Paul Wight Was 'Super Frustrated' By Face/Heel Switches During WWE Run
Wight's constant turning became a point of fun with wrestling fans
Throughout his career, Paul Wight has become synonymous with switching between a heel and face role on a whim, especially during his time in WWE as Big Show.
Now, Wight has revealed what he thought of all those switches, telling Inside The Ropes’ Kenny McIntosh:
“Oh, I think it’s super frustrating. One of the things that turning did is made it hard for me to develop a consistent identity, you know, to sell merch. Merchandise is a huge part of our industry and you either have to have a solid run as a really dominant heel where people want to buy your stuff because you’re the antihero and they like it, or you need to have a solid run as a babyface where they love your stuff and everybody wants to buy it. When you’re flip-flopping, a lot of times you’re p****** people off - you’re constantly dividing your audience.
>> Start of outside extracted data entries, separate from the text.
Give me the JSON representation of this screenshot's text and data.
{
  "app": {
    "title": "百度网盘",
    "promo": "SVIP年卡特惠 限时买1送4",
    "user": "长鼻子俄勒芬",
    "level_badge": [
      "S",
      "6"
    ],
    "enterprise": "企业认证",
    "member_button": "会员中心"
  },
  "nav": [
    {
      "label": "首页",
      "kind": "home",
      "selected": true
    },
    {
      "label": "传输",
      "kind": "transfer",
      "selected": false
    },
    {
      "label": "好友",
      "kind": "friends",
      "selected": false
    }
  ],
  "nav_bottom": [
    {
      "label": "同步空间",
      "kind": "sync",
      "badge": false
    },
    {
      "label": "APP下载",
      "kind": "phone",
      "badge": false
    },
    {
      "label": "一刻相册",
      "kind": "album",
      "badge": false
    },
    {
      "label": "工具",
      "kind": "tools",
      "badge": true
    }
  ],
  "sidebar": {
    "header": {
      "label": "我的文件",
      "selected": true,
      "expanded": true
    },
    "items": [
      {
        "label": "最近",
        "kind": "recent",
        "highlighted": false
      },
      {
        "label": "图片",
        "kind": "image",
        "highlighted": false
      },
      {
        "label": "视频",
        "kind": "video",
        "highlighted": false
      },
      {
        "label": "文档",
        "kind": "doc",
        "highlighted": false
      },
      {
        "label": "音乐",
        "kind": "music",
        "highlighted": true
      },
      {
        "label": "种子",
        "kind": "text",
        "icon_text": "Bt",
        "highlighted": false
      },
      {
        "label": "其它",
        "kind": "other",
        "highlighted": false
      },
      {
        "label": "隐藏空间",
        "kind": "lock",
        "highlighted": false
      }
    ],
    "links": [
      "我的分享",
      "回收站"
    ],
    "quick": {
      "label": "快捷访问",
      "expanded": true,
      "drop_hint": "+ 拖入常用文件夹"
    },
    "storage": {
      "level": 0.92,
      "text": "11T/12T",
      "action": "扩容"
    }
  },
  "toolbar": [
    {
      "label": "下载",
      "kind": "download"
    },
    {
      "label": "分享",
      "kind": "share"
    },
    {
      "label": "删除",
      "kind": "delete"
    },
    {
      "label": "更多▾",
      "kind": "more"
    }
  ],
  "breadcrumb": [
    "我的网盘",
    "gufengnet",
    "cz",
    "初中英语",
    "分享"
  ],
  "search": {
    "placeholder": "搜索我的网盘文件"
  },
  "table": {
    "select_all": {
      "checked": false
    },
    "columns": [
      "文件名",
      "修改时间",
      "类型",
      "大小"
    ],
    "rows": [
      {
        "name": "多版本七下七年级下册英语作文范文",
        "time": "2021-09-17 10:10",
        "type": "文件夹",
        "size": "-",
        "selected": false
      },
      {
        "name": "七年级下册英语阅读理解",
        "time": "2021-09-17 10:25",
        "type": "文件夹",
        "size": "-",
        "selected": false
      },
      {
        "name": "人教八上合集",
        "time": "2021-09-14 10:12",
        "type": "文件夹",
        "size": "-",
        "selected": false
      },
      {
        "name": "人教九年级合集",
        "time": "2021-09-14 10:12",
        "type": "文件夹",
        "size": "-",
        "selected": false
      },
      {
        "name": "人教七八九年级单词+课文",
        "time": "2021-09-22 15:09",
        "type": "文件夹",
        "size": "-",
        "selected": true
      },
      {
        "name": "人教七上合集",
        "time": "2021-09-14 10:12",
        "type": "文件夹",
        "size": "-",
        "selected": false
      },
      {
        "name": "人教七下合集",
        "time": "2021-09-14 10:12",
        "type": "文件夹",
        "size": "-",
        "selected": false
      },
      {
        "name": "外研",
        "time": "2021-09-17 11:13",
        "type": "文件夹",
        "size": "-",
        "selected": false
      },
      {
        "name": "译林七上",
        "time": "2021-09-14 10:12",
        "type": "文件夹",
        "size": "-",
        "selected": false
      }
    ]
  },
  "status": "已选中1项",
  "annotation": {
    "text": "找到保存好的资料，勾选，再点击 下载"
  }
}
“On one hand, it’s a nod to your ability to work in the ring, to be able to switch gears, and sometimes people have problems shifting gears between heel and babyface. So, yes, it showed that I was able to do well in any situation that I was put in character-wise, but at the same time, it was tough for the brand. It was tough for building that consistency where I could sell T-shirts.”
Speaking specifically on his merch selling abilities, Wight revealed he was pleasantly surprised by how many tees he’d sold early in his WWE career, until he found out how many the Rock and Steve Austing had sold: “I remember one night we were in Anaheim when I first got to WWE and I asked Jimmy Miranda, ‘How many shirts did I sell?’ He said ‘You had a good night. You sold about 600 shirts.’ And I was like, ‘Wow, that’s cool. I sold 600 shirts.’ There was 20,000 people there, I sold 600, that’s a good start. And I walked away about ten steps and I turned around and asked him, ‘Well, how many did The Rock sell?’ He said, ‘Well, The Rock sold about 10,000.’ I said, ‘How many did Stone Cold sell!?’ He said, ‘Stone Cold sold about 10,000 as well.’ So out of 20,000 people, almost everyone bought a Rock or a Stone Cold shirt. I never asked how many shirts I sold again!
“I used to say all the time that heels sold tickets and babyfaces sold merch. That was just one of those things that I realised during my career in the situation I was put in, that wasn’t going to be a main income stream for me.”